Entre ambitions et contraintes
Prenant acte des effets limités de la précédente stratégie, l'Union européenne a inscrit la question de l'emploi dans la nouvelle stratégie adoptée en mars 2021 (jusqu'en 2030) afin de permettre à davantage de personnes handicapées de gagner leur vie sur le marché du travail ordinaire ; elle s'appuie essentiellement sur la Convention des Nations unies relative aux droits des personnes handicapées (2006). Le Forum européen des personnes handicapées y voit de « l'ambition » mais peu de « contraintes », réclamant « un cadre minimum pour faire 'monter' les Etats membres récalcitrants ». Mais comment parvenir à l'harmonisation ? « L'Europe se conjugue à 27 avec une diversité de cultures, d'appréhension des réalités sociales et de réponses pour développer et sécuriser l'emploi », observe Christophe Roth, président de l'Agefiph. Quota ou pas, obligation d'emploi ou pas, milieu protégé ou pas, politique décentralisée ou pas... La promotion de l'emploi des personnes handicapées prend des formes très diverses.

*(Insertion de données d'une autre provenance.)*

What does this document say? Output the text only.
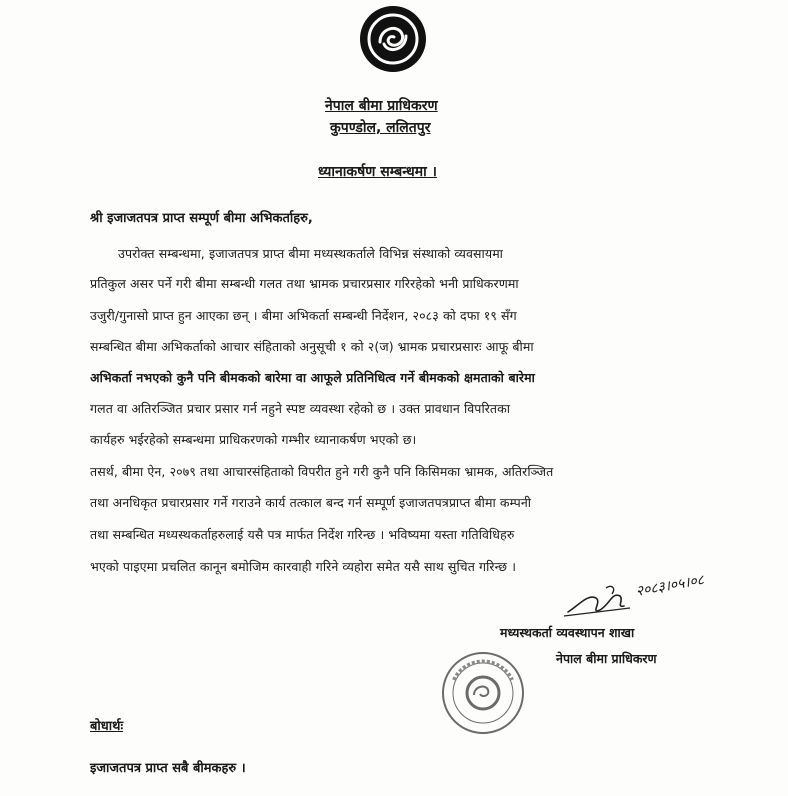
नेपाल बीमा प्राधिकरण
कुपण्डोल, ललितपुर
ध्यानाकर्षण सम्बन्धमा ।
श्री इजाजतपत्र प्राप्त सम्पूर्ण बीमा अभिकर्ताहरु,
उपरोक्त सम्बन्धमा, इजाजतपत्र प्राप्त बीमा मध्यस्थकर्ताले विभिन्न संस्थाको व्यवसायमा
प्रतिकुल असर पर्ने गरी बीमा सम्बन्धी गलत तथा भ्रामक प्रचारप्रसार गरिरहेको भनी प्राधिकरणमा
उजुरी/गुनासो प्राप्त हुन आएका छन् । बीमा अभिकर्ता सम्बन्धी निर्देशन, २०८३ को दफा १९ सँग
सम्बन्धित बीमा अभिकर्ताको आचार संहिताको अनुसूची १ को २(ज) भ्रामक प्रचारप्रसारः आफू बीमा
अभिकर्ता नभएको कुनै पनि बीमकको बारेमा वा आफूले प्रतिनिधित्व गर्ने बीमकको क्षमताको बारेमा
गलत वा अतिरञ्जित प्रचार प्रसार गर्न नहुने स्पष्ट व्यवस्था रहेको छ । उक्त प्रावधान विपरितका
कार्यहरु भईरहेको सम्बन्धमा प्राधिकरणको गम्भीर ध्यानाकर्षण भएको छ।
तसर्थ, बीमा ऐन, २०७९ तथा आचारसंहिताको विपरीत हुने गरी कुनै पनि किसिमका भ्रामक, अतिरञ्जित
तथा अनधिकृत प्रचारप्रसार गर्ने गराउने कार्य तत्काल बन्द गर्न सम्पूर्ण इजाजतपत्रप्राप्त बीमा कम्पनी
तथा सम्बन्धित मध्यस्थकर्ताहरुलाई यसै पत्र मार्फत निर्देश गरिन्छ । भविष्यमा यस्ता गतिविधिहरु
भएको पाइएमा प्रचलित कानून बमोजिम कारवाही गरिने व्यहोरा समेत यसै साथ सुचित गरिन्छ ।
२०८३।०५।०८
मध्यस्थकर्ता व्यवस्थापन शाखा
नेपाल बीमा प्राधिकरण
बोधार्थः
इजाजतपत्र प्राप्त सबै बीमकहरु ।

Une grande diversité de politiques...
Il peut s'agir d'allégements de cotisations sociales (Espagne, Italie, Autriche, etc.), de subventions à l'aménagement de l'environnement de travail (Autriche, Finlande, Danemark, etc.) ou de compensations de salaire sous forme de subventions publiques (Belgique, Pays-Bas, etc.). Aux Pays-Bas, l'aide au financement du salaire de la personne handicapée nouvellement employée court pour la période de six mois suivant l'embauche. En Bulgarie, plusieurs programmes prévoient l'octroi d'une subvention salariale, également au Danemark et à Chypre. D'autres avantages fiscaux sont également inscrits dans les législations nationales pour inciter à l'embauche ; il s'agit notamment de la baisse ou de l'exonération des cotisations à la Sécurité sociale à la charge des employeurs en Allemagne, Espagne, Pays-Bas ou Bulgarie. Les 87 millions d'Européens en situation de handicap doivent donc s'adapter aux particularités de chaque Etat.

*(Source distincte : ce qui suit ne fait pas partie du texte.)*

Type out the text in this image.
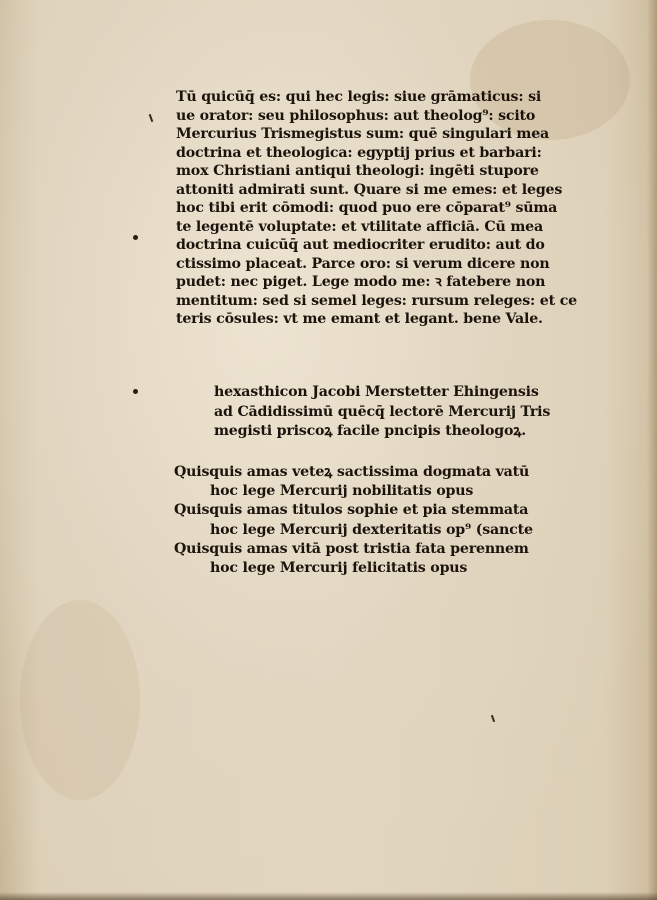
Tū quicūq̄ es: qui hec legis: siue grāmaticus: si
ue orator: seu philosophus: aut theolog⁹: scito
Mercurius Trismegistus sum: quē singulari mea
doctrina et theologica: egyptij prius et barbari:
mox Christiani antiqui theologi: ingēti stupore
attoniti admirati sunt. Quare si me emes: et leges
hoc tibi erit cōmodi: quod puo ere cōparat⁹ sūma
te legentē voluptate: et vtilitate afficiā. Cū mea
doctrina cuicūq̄ aut mediocriter erudito: aut do
ctissimo placeat. Parce oro: si verum dicere non
pudet: nec piget. Lege modo me: ꝛ fatebere non
mentitum: sed si semel leges: rursum releges: et ce
teris cōsules: vt me emant et legant. bene Vale.
hexasthicon Jacobi Merstetter Ehingensis
ad Cādidissimū quēcq̄ lectorē Mercurij Tris
megisti priscoꝝ facile pncipis theologoꝝ.
Quisquis amas veteꝝ sactissima dogmata vatū
hoc lege Mercurij nobilitatis opus
Quisquis amas titulos sophie et pia stemmata
hoc lege Mercurij dexteritatis op⁹ (sancte
Quisquis amas vitā post tristia fata perennem
hoc lege Mercurij felicitatis opus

... mais les mêmes constats !
Mais, « quelle que soit la situation, aucune des solutions existantes ne permet le plein emploi des personnes handicapées », conclut l'enquête de l'Agefiph. Les constats restent les mêmes... En Europe, seules 51 % des personnes handicapées (à titre de comparaison, 61 % en France) occupent un emploi (contre 75 % pour le grand public), surreprésentées dans les métiers précaires et à bas salaires. La proportion de personnes handicapées sans emploi équivaut au double de la proportion de personnes sans handicap. A peine un tiers d'entre elles ont un diplôme du second degré contre près de la moitié de la population générale. L'enquête note l'insuffisance de la progression du taux d'emploi, ainsi que des difficultés, encore trop nombreuses, pour accéder et se maintenir dans un emploi stable, durable et de qualité à la hauteur de leurs compétences.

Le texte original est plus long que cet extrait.